По крайней мере, в сознании балтиморских прокуроров и детективов, телевидение бесповоротно положило конец концепции думающей коллегии, задушило на корню сюжетными линиями, где стирается вся двусмысленность и даются ответы на все вопросы. В результате те, кому поручено наказывать за убийство, больше не верят в чушь в стиле Нормана Роквелла[72]
насчет двенадцати разгневанных мужчин в рубашках с короткими рукавами, спорящих в липкой духоте над ключевой уликой. В реальном мире это скорее дюжина недоумков рассказывает друг другу, какой же милый и тихий человек этот подсудимый, а потом посмеиваются над галстуком прокурора. Адвокаты поспешат назвать такое мнение простой обидой, но на самом деле неверие закаленных прокуроров и детективов по отношению к системе присяжных уходит корнями глубже. Речь не о том, что государство должно выигрывать в каждом уголовном разбирательстве, – система не так устроена. Но неужели кто-то и правда верит, будто 45 процентов обвиняемых в убийстве, предстающих перед судом – то есть на последнем этапе длинного, сужающегося "бутылочного горлышка" правовой системы, – невиновны?Как следствие, городские коллегии стали скорее помехой для прокуроров, которым проще согласиться на мягкую сделку или стерпеть отклоненные дела, чем тратить время и деньги городского бюджета на дела, где вина очевидна, но доказательная база чуть менее чем неопровержима. Естественно, компетентный адвокат или общественный защитник, в свою очередь, понимает, что в большинстве случаев суд присяжных – последнее, чего хочет городской прокурор, и пользуется этим рычагом в переговорах.

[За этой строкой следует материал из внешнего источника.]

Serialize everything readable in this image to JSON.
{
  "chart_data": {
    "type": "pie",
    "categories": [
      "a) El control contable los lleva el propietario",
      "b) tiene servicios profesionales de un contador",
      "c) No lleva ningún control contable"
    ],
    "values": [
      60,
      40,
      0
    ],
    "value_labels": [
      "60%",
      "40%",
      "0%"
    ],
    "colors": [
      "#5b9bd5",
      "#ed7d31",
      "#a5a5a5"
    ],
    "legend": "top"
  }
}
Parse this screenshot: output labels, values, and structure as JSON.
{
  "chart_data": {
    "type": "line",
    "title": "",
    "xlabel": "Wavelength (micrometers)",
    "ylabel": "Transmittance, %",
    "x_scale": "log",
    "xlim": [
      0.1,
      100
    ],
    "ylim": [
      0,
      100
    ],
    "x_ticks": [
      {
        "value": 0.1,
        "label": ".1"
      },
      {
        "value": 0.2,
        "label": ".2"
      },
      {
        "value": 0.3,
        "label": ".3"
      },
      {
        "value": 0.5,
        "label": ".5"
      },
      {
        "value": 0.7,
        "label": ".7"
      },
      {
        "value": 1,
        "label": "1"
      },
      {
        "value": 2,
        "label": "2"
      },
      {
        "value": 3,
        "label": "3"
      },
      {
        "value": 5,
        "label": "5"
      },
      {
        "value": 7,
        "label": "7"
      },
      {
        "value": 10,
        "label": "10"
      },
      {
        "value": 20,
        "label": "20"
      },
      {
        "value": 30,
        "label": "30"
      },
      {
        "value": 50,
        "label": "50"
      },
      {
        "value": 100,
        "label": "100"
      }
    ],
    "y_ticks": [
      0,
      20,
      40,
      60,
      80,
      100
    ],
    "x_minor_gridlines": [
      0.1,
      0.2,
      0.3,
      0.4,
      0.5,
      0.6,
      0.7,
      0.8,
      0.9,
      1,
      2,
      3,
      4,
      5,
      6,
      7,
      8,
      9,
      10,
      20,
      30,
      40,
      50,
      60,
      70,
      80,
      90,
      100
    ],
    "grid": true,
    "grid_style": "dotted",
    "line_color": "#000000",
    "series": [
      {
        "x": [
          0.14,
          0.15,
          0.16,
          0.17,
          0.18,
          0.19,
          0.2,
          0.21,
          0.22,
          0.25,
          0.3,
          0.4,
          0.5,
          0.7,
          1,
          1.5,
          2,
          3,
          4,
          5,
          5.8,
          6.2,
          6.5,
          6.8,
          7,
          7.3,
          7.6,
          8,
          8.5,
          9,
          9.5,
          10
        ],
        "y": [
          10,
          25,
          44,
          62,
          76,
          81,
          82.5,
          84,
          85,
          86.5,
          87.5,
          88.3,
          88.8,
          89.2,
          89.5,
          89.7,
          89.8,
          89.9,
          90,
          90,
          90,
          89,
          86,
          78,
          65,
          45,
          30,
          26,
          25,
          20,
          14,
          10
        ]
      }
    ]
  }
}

Для детективов решение о сделке или отклонении дела – больное место в отношениях любви-ненависти с прокуратурой. Да, думает детектив, они все-таки на нашей стороне. Да, они стараются засадить злодеев в тюрьму, получая половину зарплаты, которую они могли бы получать в коммерческой фирме. Да, они точно так же стремятся к правосудию. Но обо всех братских чувствах можно забыть, когда молодой помощник прокурора, только два года как выпустившийся из школы права Балтиморского университета, отказывается от наркоубийства, на которое положили три недели. Тут сразу же вспоминаются все старые обиды: я, значит, из кожи вон лез, чтобы затащить неохотно идущих свидетелей в суд присяжных, и ради чего? Ради того, чтоб этот хлыщ в пиджаке в полоску и в деловом галстуке сунул папку в долгий ящик приостановленных? Черт, даже зассал взять трубку и мне позвонить, не то что спросить, как можно спасти это хреново дело.
Существуют и хлипкие дела, заслуживающие приостановки, никто не спорит. Некоторые дела приходят в здание суда готовыми для производства, но саморазрушаются, как только свидетели пойдут на попятную. Любому детективу убойного известна простая истина: всякое бывает. Но еще он верит, что зря пропадает слишком много пограничных дел – и даже немалое количество вполне жизнеспособных, – особенно у неопытных прокуроров.
На что-то хороший детектив может закрыть глаза – что-то понятно, что-то неизбежно. У балтиморской прокураторы, как и везде, хроническая нехватка штата и бюджета; ее судебный отдел укомплектован как ядром из компетентных ветеранов, так и новоприбывшими – молодыми юристами, поднявшимися до тяжких преступлений после нескольких лет в районных судах. Из кого-то выйдет хороший прокурор, из кого-то – серединка на половинку, а отдельные личности в зал суда вообще лучше не пускать. Детектив надеется на компетентного прокурора, но понимает, что система основана на сортировке. Дела распределяют так, чтобы крупные – с настоящими жертвами или с подсудимым, который подозревается или обвиняется сразу в нескольких преступлениях, – попали в руки матерого юриста. Расчет идет на то, что в самых критических случаях прокурор не будет превзойден или запуган группой опытных адвокатов, которые по частному договору или судебному назначению всегда тянутся к городским делам об убийствах.
Понимает детектив и то, что как минимум в двух третях жизнеспособных обвинений, если не больше, идти на сделку нужно. Хотя вне юридической системы словосочетание «предложение о сделке» чуть ли не бранное, работники суда видят его структурную необходимость. Без договоров система бы просто встала, дела бы дожидались рассмотрения так же, как пригородные рейсы ожидают взлетно-посадочных полос в Атланте. И с нынешним-то соотношением сделок и разбирательств ожидание от обвинительного акта до самого суда растягивается в среднем на срок от шести до девяти месяцев.